Die Wärmeversorgung Wurzen (WvW) GmbH wurde am 21. Juli 1992 mit einem Stammkapital von 96 200 Euro ins Leben gerufen und beschäftigt neben Rätze eine Buchhalterin sowie zwei Teilzeitkräfte im Heizhaus. Alleiniger Gesellschafter ist die Stadt, Gegenstand des Unternehmen die Erzeugung und der Vertrieb von Wärme sowie die Abgabe von Elektroenergie. Neben kommunalen Einrichtungen und Gewerbebetrieben der Stadt versorgt die WvW rund 3000 Einwohner mit Fernwärme. Zu den Großkunden zählen die Wurzener Gebäude- und Wohnungsgesellschaft mbH, die Wohnungsgenossenschaft Wurzen und die Stadtverwaltung. Seit Mitte 2012 betreibt die WvW zudem auf dem ehemaligen Kasernengelände an der Eilenburger Straße eine Photovoltaikanlage mit einer Spitzenleistung von zweieinhalb Megawatt und seit 2014 die Photovoltaikanlage der Kita Spatzennest.

2015 erwirtschaftete die WvW einen Jahresüberschuss von 251 000 Euro und hält nunmehr im zehnten Jahr den Fernwärmepreis stabil. Insbesondere durch die Abschlüsse von Neuverträgen für die Lieferung von Biogas und von Erdgas konnte der Bezugswert auf niedrigem Niveau gehalten werden.

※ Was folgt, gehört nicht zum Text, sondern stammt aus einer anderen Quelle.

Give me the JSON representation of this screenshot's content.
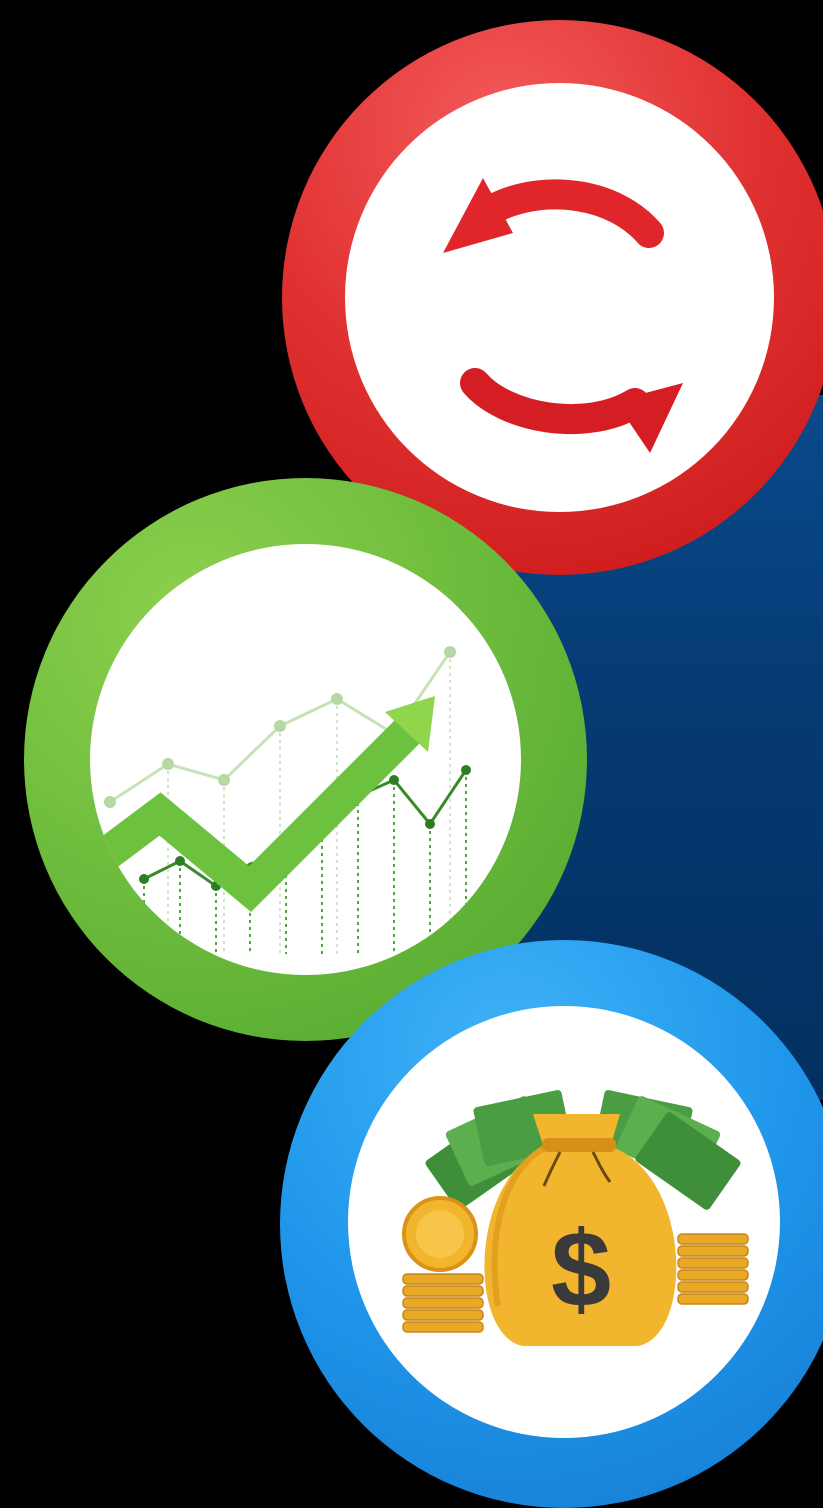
{
  "badges": [
    {
      "icon": "refresh-arrows-icon",
      "ring_color": "#e03030"
    },
    {
      "icon": "growth-chart-icon",
      "ring_color": "#6cbb3c"
    },
    {
      "icon": "money-bag-icon",
      "ring_color": "#1f96ea"
    }
  ],
  "money_bag": {
    "symbol": "$"
  },
  "colors": {
    "background": "#000000",
    "panel": "#053a72",
    "arrow_red": "#e0262b",
    "arrow_green": "#6cc23e",
    "gold": "#f2b52e"
  }
}
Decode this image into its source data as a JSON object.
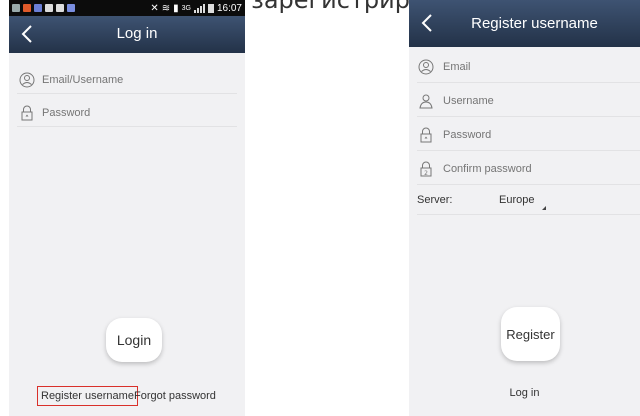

Daher rechnet die WvW sogar bis 2017 mit einen positiven Geschäftsergebnis – ohne Preiserhöhung. Allein aus dem Verkauf von Wärme und Strom erzielte die WvW Umsätze in Höhe von 2,16 Millionen Euro. Dank der Wetterlage im Vorjahr wuchsen ferner die Erträge der Anlage „Eilenburger Straße“. So speiste die WvW 2,78 Megawattstunden Strom ins Netz ein – die Erlöse: 522.000 Euro.

Zu den Gründen seines Abschieds nach zwei Jahrzehnten wollte sich Rätze nicht im Detail äußern. Nur so viel: Der Diplomingenieur übt lange schon eine Doppelfunktion aus. Als Geschäftsführer der Wärmeversorgung seit 1. April 1996 und zugleich als Betriebsleiter des Abwasserzweckverbandes (AZV) Muldenaue von Wurzen und Bennewitz, vormals des Eigenbetriebes Abwasserentsorgung Wurzen bis Januar 2014. Die Aufgaben im noch jungen Zweckverband, erwähnte Rätze, nehmen den Großteil seines Zeitfonds in Anspruch. AZV-Betriebsleiter bleibt er natürlich.